One significant factor contributing to this situation is the withdrawal of funds by Limited Partners (LPs), who are clients of VCs. LPs are pulling out investments due to soaring interest rates, inflation concerns, economic recessions in East Asia, and overall market volatility.
The ripple effect of high interest rates is particularly burdensome for startups relying on debt financing.
However, escaping this predicament is unlikely to be straightforward. Interestingly, despite these challenges, VCs are pouring substantial investments into startups related to recent successful satellite launches in Korea.
These investments are primarily flowing into companies involved in rocket and payload development, many of which are claiming imminent plans to go public.
Taking a closer look at South Korea's recent IPOs, it's evident that several AI startups that went public in the last two years are still operating in the red. Ironically, when these startups did go public, most VCs who initially invested cashed out and turned a profit, while individual investors who bought stocks later bore the losses.
But let's not blame individual investors. Yes, it's essential to emphasize that they have a responsibility to make informed investment decisions. However, VCs passing the time bomb onto individual investors should be criticized too.
In the business world, failures are common, and even companies listed on stock exchanges or large profitable companies can collapse in an instant. While nothing in business is guaranteed, it's concerning to see companies preparing for IPOs as a way to give an exit the VCs or because they've exhausted their funding options, leaving future investors at risk.
Attempting to cover financial gaps by raising more money after a company goes public is also not a sustainable solution.
Recently, Korean aerospace startups have been expressing interest in entering the remote sensing image analysis business. Typically, these companies claim they will leverage their satellite or payload technology for analysis. However, it's important to note that the resolution of images captured by Korean-developed satellites equipped with EO sensors or Synthetic Aperture Radar (SAR) is relatively low.
Low-resolution images limit the depth of information that can be extracted from them, even with advanced super-resolution techniques. This contrasts with the global trend where satellites from countries and companies are continually improving their image resolution capabilities.
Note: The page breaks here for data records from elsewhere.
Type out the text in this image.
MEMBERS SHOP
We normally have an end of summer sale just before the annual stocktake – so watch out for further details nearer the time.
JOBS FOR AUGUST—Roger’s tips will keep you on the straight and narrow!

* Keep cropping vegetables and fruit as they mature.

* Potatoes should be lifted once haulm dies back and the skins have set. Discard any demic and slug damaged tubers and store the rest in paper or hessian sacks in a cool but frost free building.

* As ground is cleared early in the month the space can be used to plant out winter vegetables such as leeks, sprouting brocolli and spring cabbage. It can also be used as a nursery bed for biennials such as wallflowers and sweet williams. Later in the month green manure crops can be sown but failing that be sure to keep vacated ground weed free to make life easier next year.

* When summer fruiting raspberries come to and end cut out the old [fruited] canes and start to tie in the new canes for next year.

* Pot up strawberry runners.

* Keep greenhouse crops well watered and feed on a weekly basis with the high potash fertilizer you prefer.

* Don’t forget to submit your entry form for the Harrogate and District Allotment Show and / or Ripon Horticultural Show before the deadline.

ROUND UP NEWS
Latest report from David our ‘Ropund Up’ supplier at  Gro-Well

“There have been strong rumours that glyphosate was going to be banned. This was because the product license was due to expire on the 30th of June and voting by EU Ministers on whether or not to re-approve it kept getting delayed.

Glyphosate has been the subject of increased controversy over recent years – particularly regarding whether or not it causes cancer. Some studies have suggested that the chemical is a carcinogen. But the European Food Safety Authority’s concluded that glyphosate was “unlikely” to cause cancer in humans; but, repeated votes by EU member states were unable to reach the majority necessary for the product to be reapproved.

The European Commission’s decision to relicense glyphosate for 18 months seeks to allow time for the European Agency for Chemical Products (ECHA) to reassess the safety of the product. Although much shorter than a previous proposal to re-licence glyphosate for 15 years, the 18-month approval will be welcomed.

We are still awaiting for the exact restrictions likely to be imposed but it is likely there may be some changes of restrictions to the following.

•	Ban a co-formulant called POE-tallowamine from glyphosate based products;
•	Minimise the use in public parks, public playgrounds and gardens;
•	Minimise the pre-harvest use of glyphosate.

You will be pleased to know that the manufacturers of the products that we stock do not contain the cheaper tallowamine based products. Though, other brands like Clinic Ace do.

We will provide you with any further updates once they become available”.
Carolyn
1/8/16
Indeed, the resolution of photographs captured by U.S. keyhole satellites is recognized to be exceptionally high, to the point of being virtually incomprehensible. Moreover, this resolution continues to increase. This trend holds true for upcoming satellites slated for launch by numerous countries and corporations. The move toward higher-resolution imagery is driven by the potential for more comprehensive information extraction from high-quality images.
It's possible that Korean satellite startups may not face immediate bankruptcy. This is primarily due to the substantial government support they are likely to receive. Even if these startups are not at the forefront of technological advancements compared to other countries, the Korean government is committed to backing these companies to secure space technology independence.
However, there's a notable trend where VCs are investing in these startups without the necessary expertise in the field. Consequently, individual investors are bearing the brunt of losses in the stock market when investing in newly listed space-tech companies.
In a world where technology evolves rapidly, many global companies are quickly enhancing their capabilities in handling large volumes of high-resolution image data. This trend deepens my concerns about the Korean investment market and suggests that the Korean aerospace market is overheating.